Notable Differences: next-sitemap vs. Next.js sitemap generation
In comparison, you can see the output above from the Next.js generation method is more minimalistic that that of next-sitemap. The next-sitemap approach provides links to more XML schemas that I don't need. However, depending on your content, you might need one or more of those sitemap extensions.
The next-sitemap default config that I used also provides the <changefreq>
and <priority>
values. Next.js also supports these values (as of v13.4.5), but Google ignores changefreq and priority, so I don't feel like I need them.
Google does use the <lastMod>
value "if it's consistently and verifiably accurate". For this property, I found next-sitemap could provide the same new Date()

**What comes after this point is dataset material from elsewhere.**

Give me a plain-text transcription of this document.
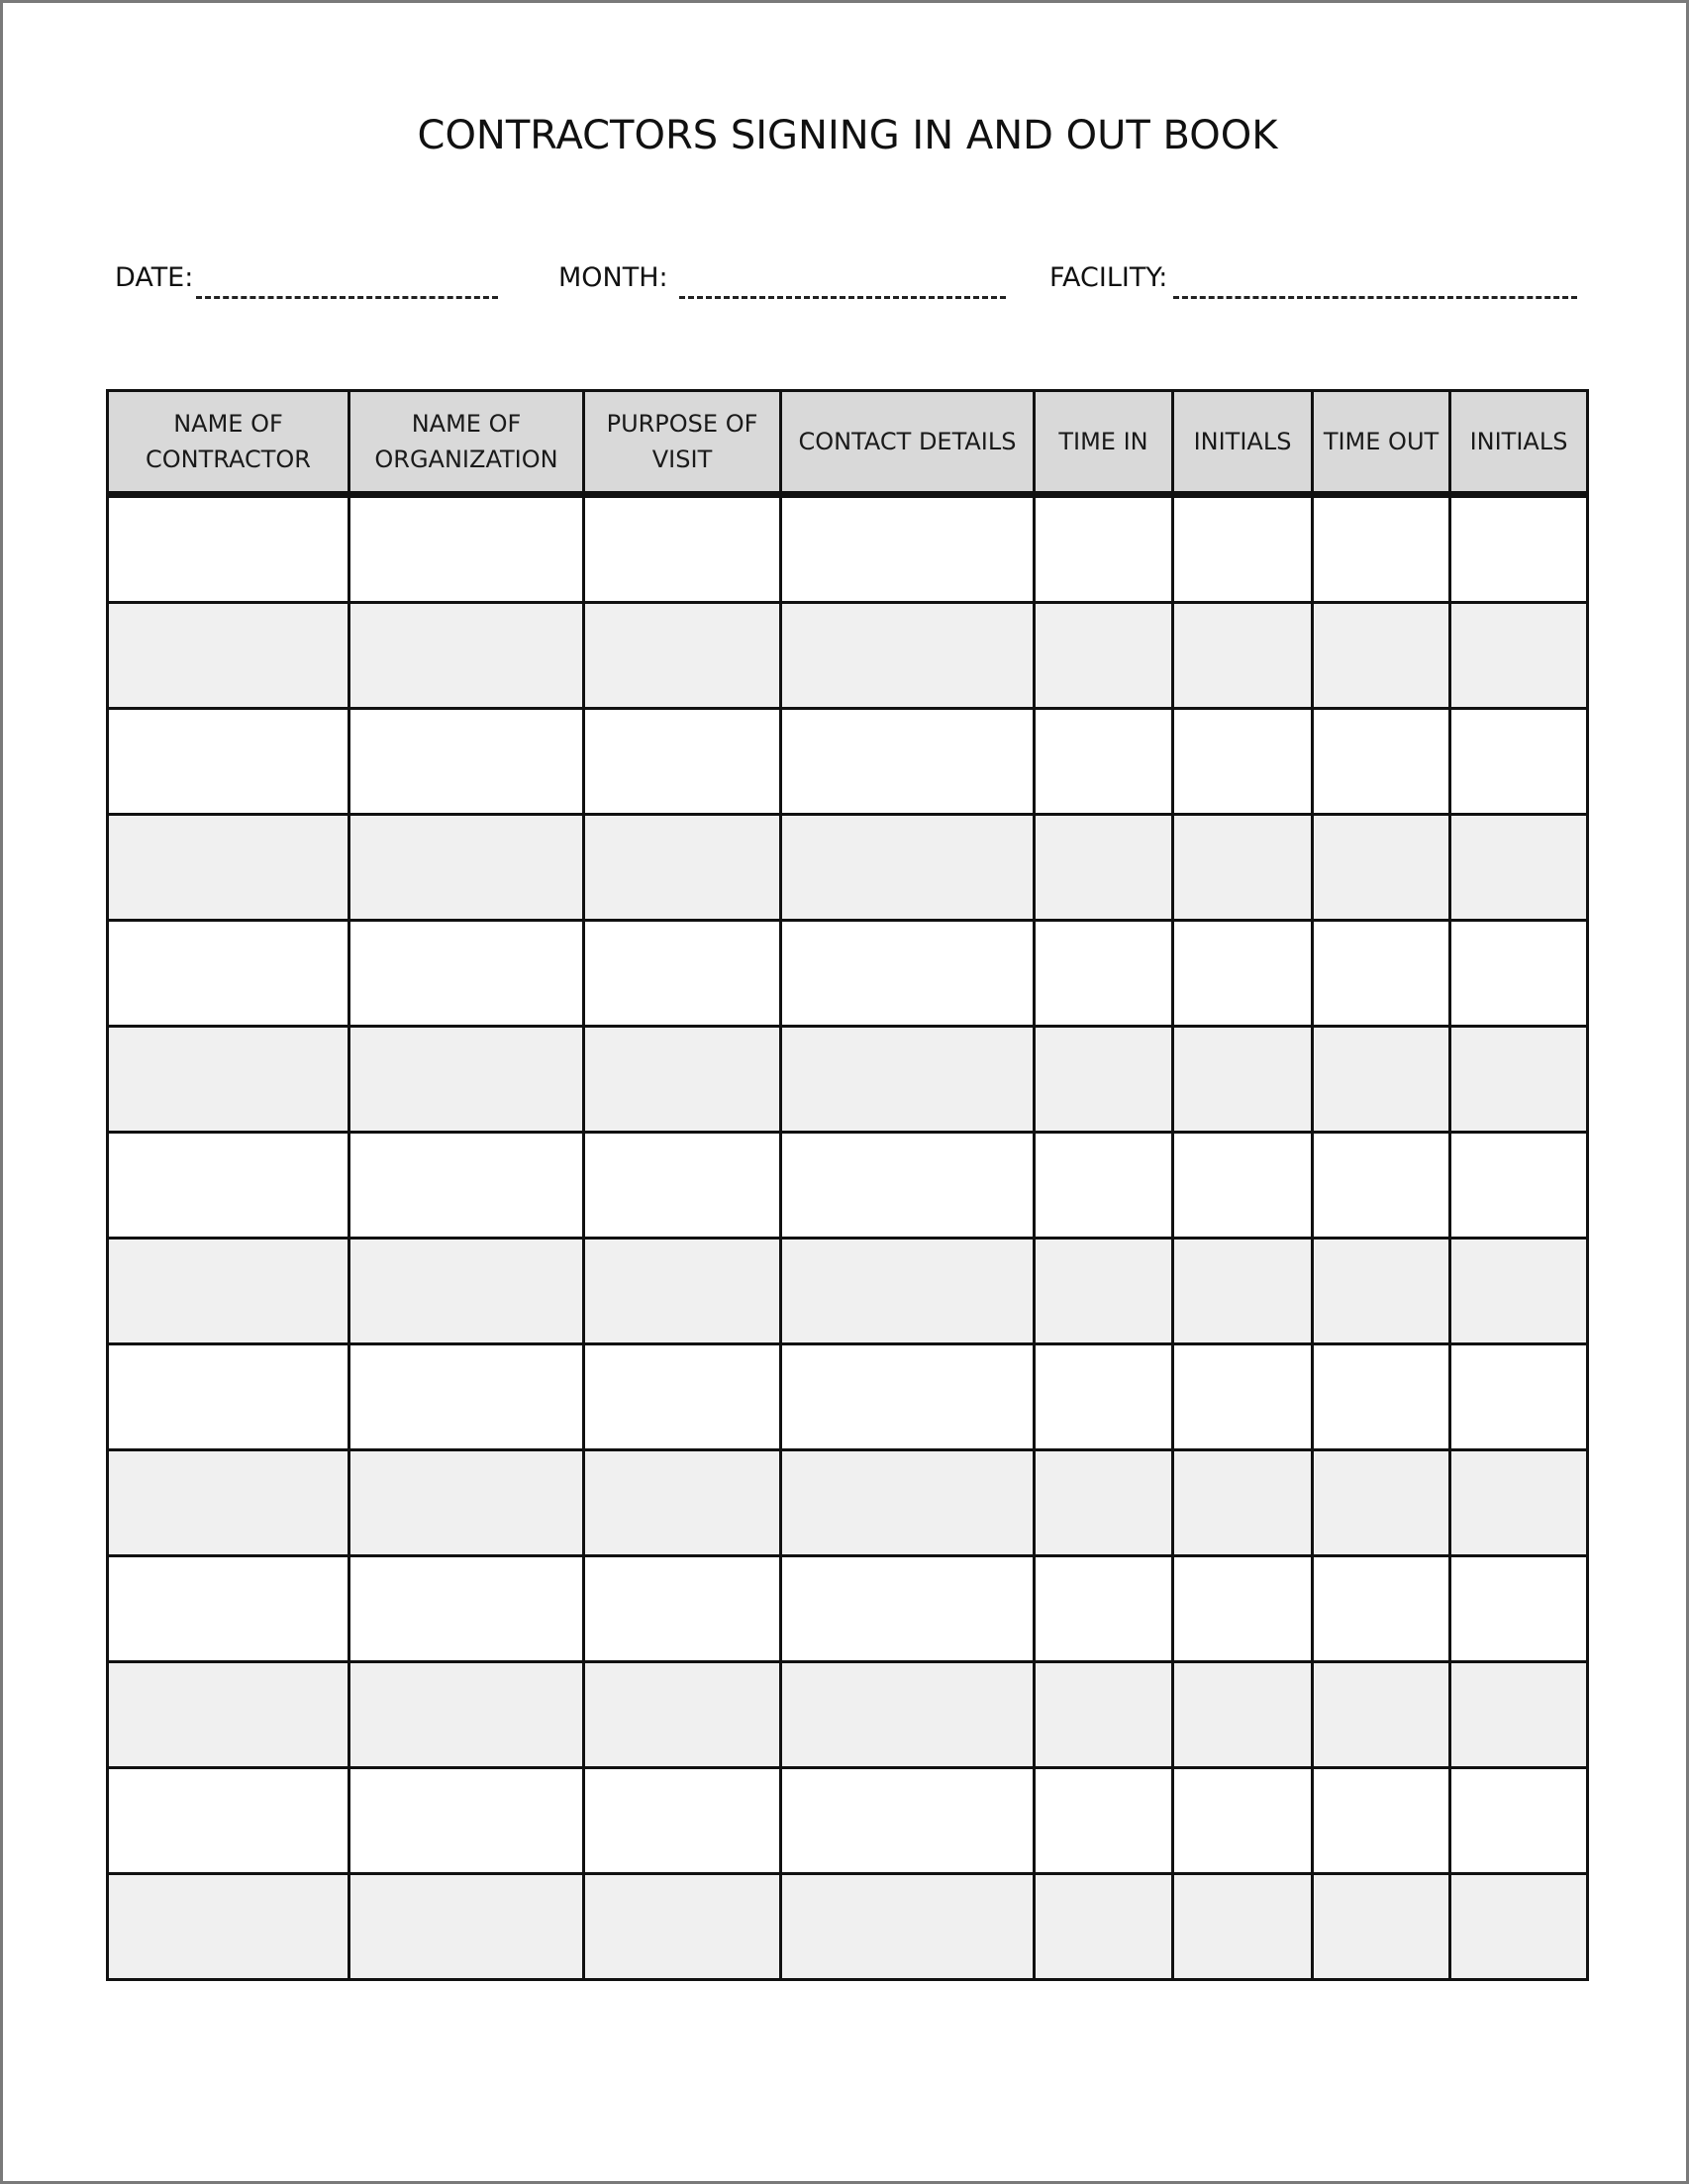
CONTRACTORS SIGNING IN AND OUT BOOK
DATE:	MONTH:	FACILITY:
NAME OF CONTRACTOR	NAME OF ORGANIZATION	PURPOSE OF VISIT	CONTACT DETAILS	TIME IN	INITIALS	TIME OUT	INITIALS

value for each URL, but with Next.js generation, I could provide an accurate modified date value in the front matter of my MDX files and extract that value to provide the "consistently and verifiably accurate" data that Google wants here.
In the robots.txt file, next-sitemap provides a Host
value. I found that Google does not expect or require a Host value in your robots.txt file, and Host is not part of the original robots.txt specification. I didn't feel like I needed it in my robots.txt file after discovering this, and Next.js robots.txt generation does not include it.
If I had a large site (5000+ pages), I would have chosen next-sitemap. It currently makes it easy to generate a sitemap index, and as of this writing (November, 2023), Next.js does not support this. The Next.js docs do mention in a Good to know section that they do plan to support sitemap indexes in the future.